Lapid: “Errore non conferire il Nobel a Trump”
Dopo l’intervento del presidente americano, ha preso la parola Yair Lapid, leader dell’opposizione e figura di spicco del campo centrista. Il suo discorso ha colpito per il tono solenne e per l’apertura bipartisan, in un momento che ha unito la politica israeliana come raramente accade.
“Signor Presidente, lei ha salvato la vita dei nostri ostaggi. Ma ha salvato molto di più“, ha esordito Lapid. “Ha salvato le anime di chi piange i propri cari, che ora potranno essere riportati a casa per una degna sepoltura; ha salvato migliaia di soldati che non cadranno in battaglia e milioni di persone dagli orrori della guerra. Lei ha salvato molto più di una singola vita — e ogni vita, lo sappiamo, è un intero mondo”.

Lapid ha poi ricordato la promessa fatta da Trump al momento della sua elezione:
“Quando è stato eletto, disse che sarebbe stato “il Presidente della Pace”. E ha mantenuto la sua parola. Il fatto che non le sia stato assegnato il Premio Nobel per la Pace è un grave errore del comitato, ma non potranno ignorarla ancora a lungo: dovranno assegnarglielo il prossimo anno”.
Pur fra gli applausi, Lapid ha voluto anche richiamare Israele alla responsabilità:
“Le saremo eternamente grati, ma dobbiamo anche assumerci le nostre responsabilità. Il destino di Israele sarà sempre scritto dal popolo di Israele. Ora dobbiamo dimostrare di essere degni di ciò che è stato conquistato”.
Poi, l’appello all’apertura verso il mondo arabo:
“Israele è la nazione più forte del Medio Oriente perché è l’unica democrazia della regione. Invitiamo tutte le nazioni islamiche a parlare con noi. Noi siamo qui per restare. La nostra storia non si è conclusa nella Bibbia: lì è cominciata”.
Lapid ha infine esortato Trump a continuare il percorso di normalizzazione diplomatica:
“Signor Presidente, lei è colui che può rendere possibile tutto questo — come ha fatto con gli storici Accordi di Abramo. Anche allora nessuno credeva fosse possibile, e anche allora lei ha imposto la sua visione. Mentre altri parlavano di difficoltà, lei ha creato opportunità. Lei può essere colui che porterà la prossima ondata di pace.

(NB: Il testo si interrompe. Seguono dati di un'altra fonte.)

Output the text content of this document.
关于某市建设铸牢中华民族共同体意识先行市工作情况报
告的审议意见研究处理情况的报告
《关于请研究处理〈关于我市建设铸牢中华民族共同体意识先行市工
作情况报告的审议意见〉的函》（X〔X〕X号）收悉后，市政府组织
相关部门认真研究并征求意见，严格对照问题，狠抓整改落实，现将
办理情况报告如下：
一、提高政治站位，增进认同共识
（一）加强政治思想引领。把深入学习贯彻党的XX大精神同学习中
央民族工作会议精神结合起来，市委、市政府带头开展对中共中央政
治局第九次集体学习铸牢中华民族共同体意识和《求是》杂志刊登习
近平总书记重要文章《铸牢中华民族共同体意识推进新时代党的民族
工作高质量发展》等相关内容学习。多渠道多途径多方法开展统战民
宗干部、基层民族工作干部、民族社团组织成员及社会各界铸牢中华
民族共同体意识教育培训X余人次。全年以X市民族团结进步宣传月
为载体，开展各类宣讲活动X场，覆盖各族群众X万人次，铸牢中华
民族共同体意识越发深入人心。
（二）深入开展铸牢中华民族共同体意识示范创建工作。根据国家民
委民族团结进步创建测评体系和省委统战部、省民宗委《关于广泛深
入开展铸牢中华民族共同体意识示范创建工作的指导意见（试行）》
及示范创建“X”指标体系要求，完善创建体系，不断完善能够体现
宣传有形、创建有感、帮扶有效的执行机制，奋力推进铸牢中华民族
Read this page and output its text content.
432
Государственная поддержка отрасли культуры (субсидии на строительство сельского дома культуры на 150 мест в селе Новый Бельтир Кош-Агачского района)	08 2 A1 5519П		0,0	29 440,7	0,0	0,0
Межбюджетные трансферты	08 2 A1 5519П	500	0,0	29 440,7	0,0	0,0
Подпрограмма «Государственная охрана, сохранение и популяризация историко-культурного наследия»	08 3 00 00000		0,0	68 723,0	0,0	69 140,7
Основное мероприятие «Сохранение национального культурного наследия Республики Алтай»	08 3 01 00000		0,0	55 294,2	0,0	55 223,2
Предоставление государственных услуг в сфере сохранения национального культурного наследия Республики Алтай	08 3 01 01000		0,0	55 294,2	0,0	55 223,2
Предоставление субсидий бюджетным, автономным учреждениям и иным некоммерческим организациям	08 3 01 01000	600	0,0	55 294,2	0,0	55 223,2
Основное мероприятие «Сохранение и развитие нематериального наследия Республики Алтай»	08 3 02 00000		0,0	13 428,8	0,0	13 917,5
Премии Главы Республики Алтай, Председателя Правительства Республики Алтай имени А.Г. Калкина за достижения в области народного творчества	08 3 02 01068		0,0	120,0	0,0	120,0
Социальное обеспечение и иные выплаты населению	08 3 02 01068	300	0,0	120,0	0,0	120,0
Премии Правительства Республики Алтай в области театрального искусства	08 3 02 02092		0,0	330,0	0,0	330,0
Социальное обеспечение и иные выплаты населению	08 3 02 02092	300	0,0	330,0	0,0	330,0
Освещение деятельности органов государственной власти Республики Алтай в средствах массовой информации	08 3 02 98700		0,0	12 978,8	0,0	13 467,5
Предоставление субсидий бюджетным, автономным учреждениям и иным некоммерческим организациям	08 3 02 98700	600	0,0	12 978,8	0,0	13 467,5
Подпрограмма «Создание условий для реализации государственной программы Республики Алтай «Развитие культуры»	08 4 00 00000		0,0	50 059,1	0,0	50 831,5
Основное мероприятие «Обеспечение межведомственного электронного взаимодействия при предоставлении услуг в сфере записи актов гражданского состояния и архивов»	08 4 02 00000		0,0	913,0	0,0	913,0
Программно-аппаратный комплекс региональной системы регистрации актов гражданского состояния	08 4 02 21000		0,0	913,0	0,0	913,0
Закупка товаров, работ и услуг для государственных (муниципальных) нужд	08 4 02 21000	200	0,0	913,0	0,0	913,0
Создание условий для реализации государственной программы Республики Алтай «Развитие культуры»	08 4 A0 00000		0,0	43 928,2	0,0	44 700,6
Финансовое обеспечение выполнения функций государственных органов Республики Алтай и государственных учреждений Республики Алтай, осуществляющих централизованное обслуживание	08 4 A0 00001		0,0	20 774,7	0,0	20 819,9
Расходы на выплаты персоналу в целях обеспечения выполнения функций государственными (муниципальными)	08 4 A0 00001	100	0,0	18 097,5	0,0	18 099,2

Il popolo di Israele la sostiene, la vuole, è pronto”.
Concludendo, il leader dell’opposizione ha guardato al futuro con una metafora economica:
“Se ci fosse un solo titolo in cui investire oggi, sarebbe lo Stato di Israele”, ha detto tra gli applausi.
A chiudere la cerimonia, il presidente della Knesset, Amir Ohana, che ha definito Trump “un colosso destinato a essere consacrato nel pantheon della storia”.
Tra i cori e le bandiere, l’immagine che resta è quella di una Knesset unita — maggioranza e opposizione insieme — nel salutare Trump come l’artefice di una pace che, almeno per ora, sembra possibile. E nelle parole di Lapid, il riconoscimento che la pace non è solo un dono politico, ma una responsabilità collettiva: quella di saperla mantenere.